In past years, during extreme heat, I've either moved those trees into alternate spaces or put up a
very large overhead shade (my only option at the time). This helped in last year's big waves where we either had humidity below 20% or temperatures as high as 47C. At the same time, the large overhead shade was awkward and also cast a lot of shade on my pines/conifers, which don't need the shade.

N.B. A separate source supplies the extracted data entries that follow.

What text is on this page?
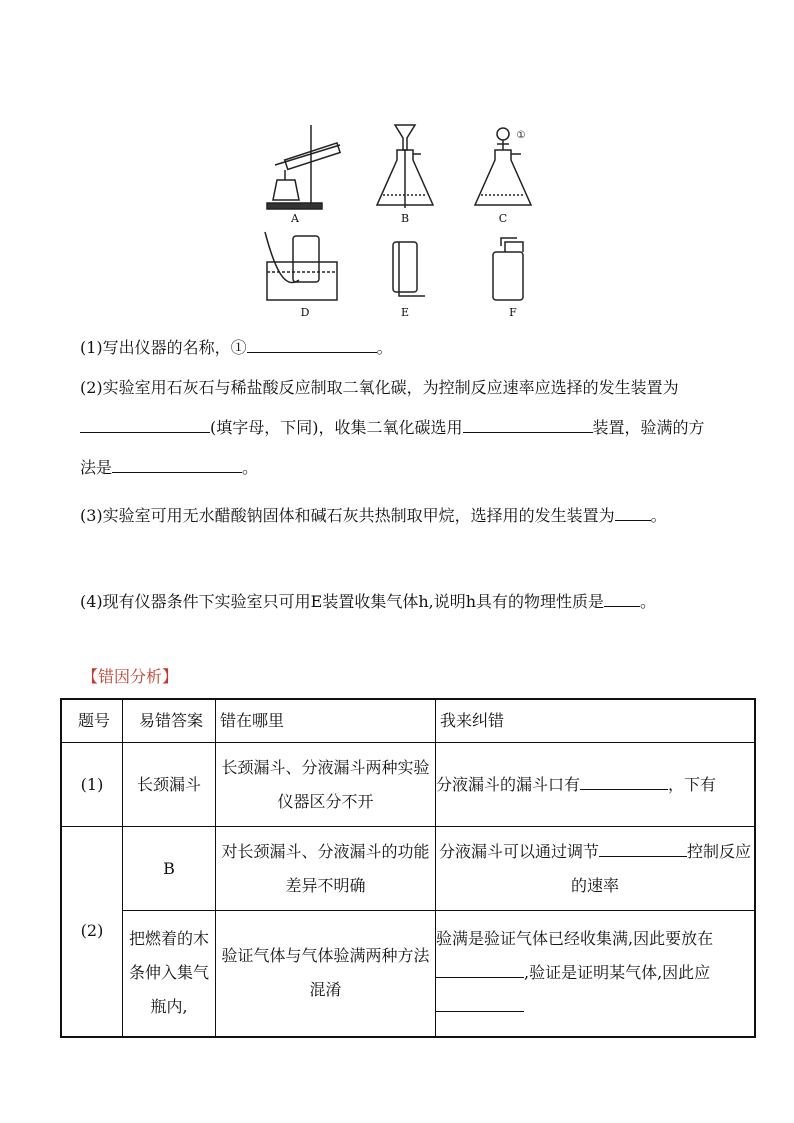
A	B	C
D	E	F
①
(1)写出仪器的名称，①	。
(2)实验室用石灰石与稀盐酸反应制取二氧化碳，为控制反应速率应选择的发生装置为(填字母，下同)，收集二氧化碳选用	装置，验满的方法是	。
(3)实验室可用无水醋酸钠固体和碱石灰共热制取甲烷，选择用的发生装置为 。
(4)现有仪器条件下实验室只可用E装置收集气体h,说明h具有的物理性质是 。
【错因分析】
题号	易错答案	错在哪里	我来纠错
(1)	长颈漏斗	长颈漏斗、分液漏斗两种实验仪器区分不开	分液漏斗的漏斗口有 ，下有
(2)	B	对长颈漏斗、分液漏斗的功能差异不明确	分液漏斗可以通过调节 控制反应的速率
	把燃着的木条伸入集气瓶内,	验证气体与气体验满两种方法混淆	验满是验证气体已经收集满,因此要放在,验证是证明某气体,因此应
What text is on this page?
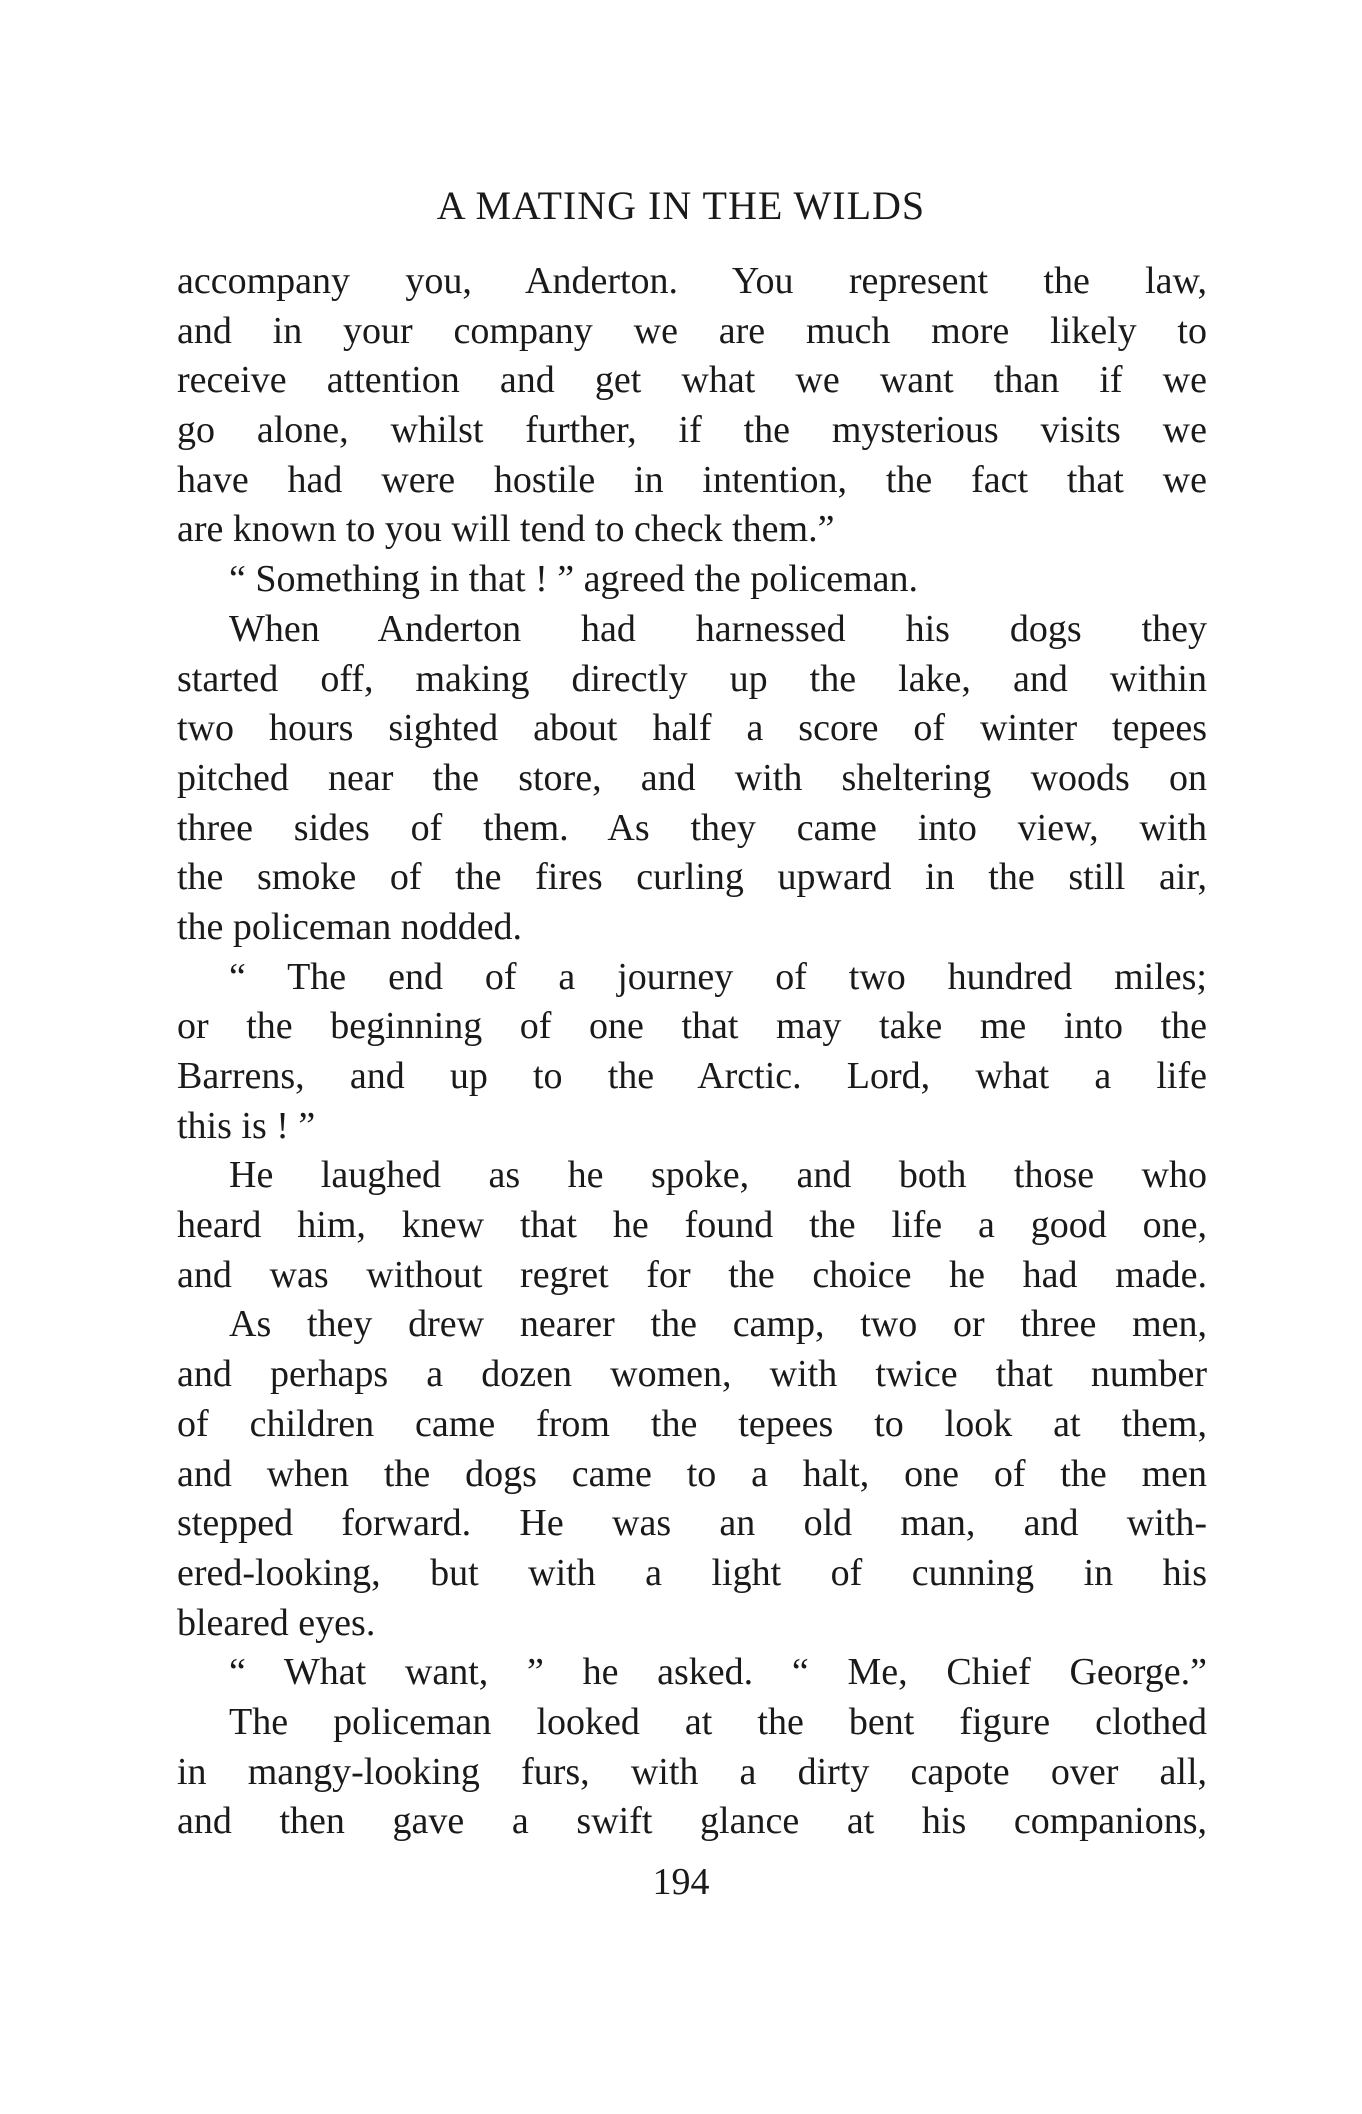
A MATING IN THE WILDS
accompany you, Anderton. You represent the law,
and in your company we are much more likely to
receive attention and get what we want than if we
go alone, whilst further, if the mysterious visits we
have had were hostile in intention, the fact that we
are known to you will tend to check them.”
“ Something in that ! ” agreed the policeman.
When Anderton had harnessed his dogs they
started off, making directly up the lake, and within
two hours sighted about half a score of winter tepees
pitched near the store, and with sheltering woods on
three sides of them. As they came into view, with
the smoke of the fires curling upward in the still air,
the policeman nodded.
“ The end of a journey of two hundred miles;
or the beginning of one that may take me into the
Barrens, and up to the Arctic. Lord, what a life
this is ! ”
He laughed as he spoke, and both those who
heard him, knew that he found the life a good one,
and was without regret for the choice he had made.
As they drew nearer the camp, two or three men,
and perhaps a dozen women, with twice that number
of children came from the tepees to look at them,
and when the dogs came to a halt, one of the men
stepped forward. He was an old man, and with-
ered-looking, but with a light of cunning in his
bleared eyes.
“ What want, ” he asked. “ Me, Chief George.”
The policeman looked at the bent figure clothed
in mangy-looking furs, with a dirty capote over all,
and then gave a swift glance at his companions,
194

So this year, I started to experiment with the idea of applying "tactical shade" to single broadleaf trees that happen to be growing in my hot-bright conifer area. I've found that I don't need to shade the
entire canopy, I can get away with shading 80 to 90% of the canopy without running out of water too fast. For this, I have been using round metal tomato cages turned upside down (wide rings placed on ground) and then attaching flat rectangular shades (w/ crosshatched plastic) to those cages, with the shades positioned and angled so that they block
peak sun. This helps those trees make the journey from 10:45AM to about 4:30PM (when the sun finally dips behind some shade) without experiencing a rapid dryout.
These tactical shades look very makeshift (and so I don't want to post pics), but the "canopy 80-90% shaded at peak" idea works great, and I only need it on days that are more roasty or reach a crossover point (i.e. temp in Celcius greater than humidity percentage, eg: "33 > 25" for 33C and 25%). Maybe I can build a more attractive design for next year that looks more legit.
![Warning :warning: ⚠️](https://cdn.jsdelivr.net/joypixels/assets/8.0/png/unicode/64/26a0.png)
This is not a solution I'd use on trees that are in bonsai pots or trees that sit up on a table. These are trees in development in anderson flats / colanders / etc which don't crumple under extreme heat as fast.